Statement of Commissioner Jill Sommers on Meeting to Discuss on Significant Price Discovery Contracts
April 27, 2010
The appropriate regulatory treatment of contracts traded on Exempt Commercial Markets (ECMs) has been an important and evolving issue for the Commission from the time Congress authorized their existence in 2000. Initially ECMs were subject to basic recordkeeping and reporting requirements for contracts averaging five trades per day or more, and the Commission could demand the production of additional information under its special call authority when appropriate. The Commission was also authorized to determine that an ECM contract performed a significant price discovery function for an underlying cash market. Such a finding did not, however, trigger any self-regulatory responsibilities for the ECM or any additional oversight authority for the Commission. In addition, while the information received from ECMs was somewhat useful to the Commission, it was not transmitted in a form that could facilitate regulatory oversight such as our large trader reporting system does.
As ECM markets developed over the past decade, the Commission recognized that additional oversight authorities were needed or potentially needed for price discovery contracts traded on ECMs, particularly those linked to fully regulated contracts traded on designated contract markets (DCMs). The Commission found that a similar level of regulation was appropriate for these contracts, not only to give both the Commission and ECMs proper policing authority, but to eliminate possible competitive disparities that could unfairly advantage an ECM listing a contract that competed with a DCM contract, but was not subject to the same regulatory restrictions. In 2007 the Commission recommended that Congress amend the Commodity Exchange Act to correct this gap in the law, which Congress did in the 2008 Reauthorization Act.
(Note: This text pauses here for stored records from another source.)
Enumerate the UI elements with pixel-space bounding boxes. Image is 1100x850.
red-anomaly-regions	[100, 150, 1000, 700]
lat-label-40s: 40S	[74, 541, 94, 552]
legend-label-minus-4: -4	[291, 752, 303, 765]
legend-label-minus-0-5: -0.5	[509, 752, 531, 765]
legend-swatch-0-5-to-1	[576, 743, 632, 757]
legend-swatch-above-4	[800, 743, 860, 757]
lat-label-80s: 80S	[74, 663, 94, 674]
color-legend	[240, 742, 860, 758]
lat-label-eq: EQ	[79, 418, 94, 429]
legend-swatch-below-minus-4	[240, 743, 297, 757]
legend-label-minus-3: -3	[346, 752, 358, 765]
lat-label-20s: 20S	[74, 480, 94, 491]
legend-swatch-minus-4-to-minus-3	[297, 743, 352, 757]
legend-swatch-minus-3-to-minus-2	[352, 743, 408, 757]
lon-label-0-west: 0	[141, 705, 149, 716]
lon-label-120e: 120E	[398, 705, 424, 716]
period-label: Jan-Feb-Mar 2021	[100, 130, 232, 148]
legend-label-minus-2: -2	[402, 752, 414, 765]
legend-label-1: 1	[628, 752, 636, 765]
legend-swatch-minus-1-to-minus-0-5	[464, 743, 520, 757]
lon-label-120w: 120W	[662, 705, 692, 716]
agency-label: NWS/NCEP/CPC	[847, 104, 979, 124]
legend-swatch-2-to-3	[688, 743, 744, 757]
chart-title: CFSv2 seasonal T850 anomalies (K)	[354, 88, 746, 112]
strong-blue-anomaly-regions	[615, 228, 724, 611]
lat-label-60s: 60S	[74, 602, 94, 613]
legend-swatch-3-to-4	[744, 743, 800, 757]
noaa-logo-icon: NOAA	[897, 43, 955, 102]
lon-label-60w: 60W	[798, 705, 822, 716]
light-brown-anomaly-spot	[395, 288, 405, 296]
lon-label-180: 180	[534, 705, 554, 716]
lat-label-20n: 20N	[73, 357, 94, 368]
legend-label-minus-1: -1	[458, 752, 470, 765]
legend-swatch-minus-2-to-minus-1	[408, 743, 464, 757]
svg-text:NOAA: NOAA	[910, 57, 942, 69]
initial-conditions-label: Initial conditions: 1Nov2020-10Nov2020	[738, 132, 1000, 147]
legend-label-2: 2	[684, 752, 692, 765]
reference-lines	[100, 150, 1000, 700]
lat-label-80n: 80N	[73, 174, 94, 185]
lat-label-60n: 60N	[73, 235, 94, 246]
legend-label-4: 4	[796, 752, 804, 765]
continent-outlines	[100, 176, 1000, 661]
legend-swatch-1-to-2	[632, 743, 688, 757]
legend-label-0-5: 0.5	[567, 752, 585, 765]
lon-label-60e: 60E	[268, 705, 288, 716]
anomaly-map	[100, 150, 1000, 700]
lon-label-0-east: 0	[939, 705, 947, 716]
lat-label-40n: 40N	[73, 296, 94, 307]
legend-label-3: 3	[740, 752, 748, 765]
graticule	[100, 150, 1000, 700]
None of the 24 contracts the Commission will vote on today are linked to or serve as look-alikes for contracts traded on a DCM. Nonetheless, staff recommends that the Commission declare seven of these contracts significant priced discovery contracts. Staff has determined that these particular contracts are referenced or consulted on a frequent or recurring basis by cash market participants when pricing transactions, and thus meet the material price reference criterion for a significant price discovery determination. Comments filed during the public comment process have questioned, among other things, whether these contracts are liquid enough to serve as true price discovery vehicles. While that is a debatable point, I agree with the staff’s analysis that not all of the price discovery criteria set forth in the statute must be present to declare a contract a significant price discovery contract, and that the material price reference element is sufficient for the seven contracts that staff recommends the Commission declare to be significant price discovery contracts today.
I will close by saying that I appreciate all of the hard work by our staff, especially DMO, in making these determinations, and I look forward to the presentations.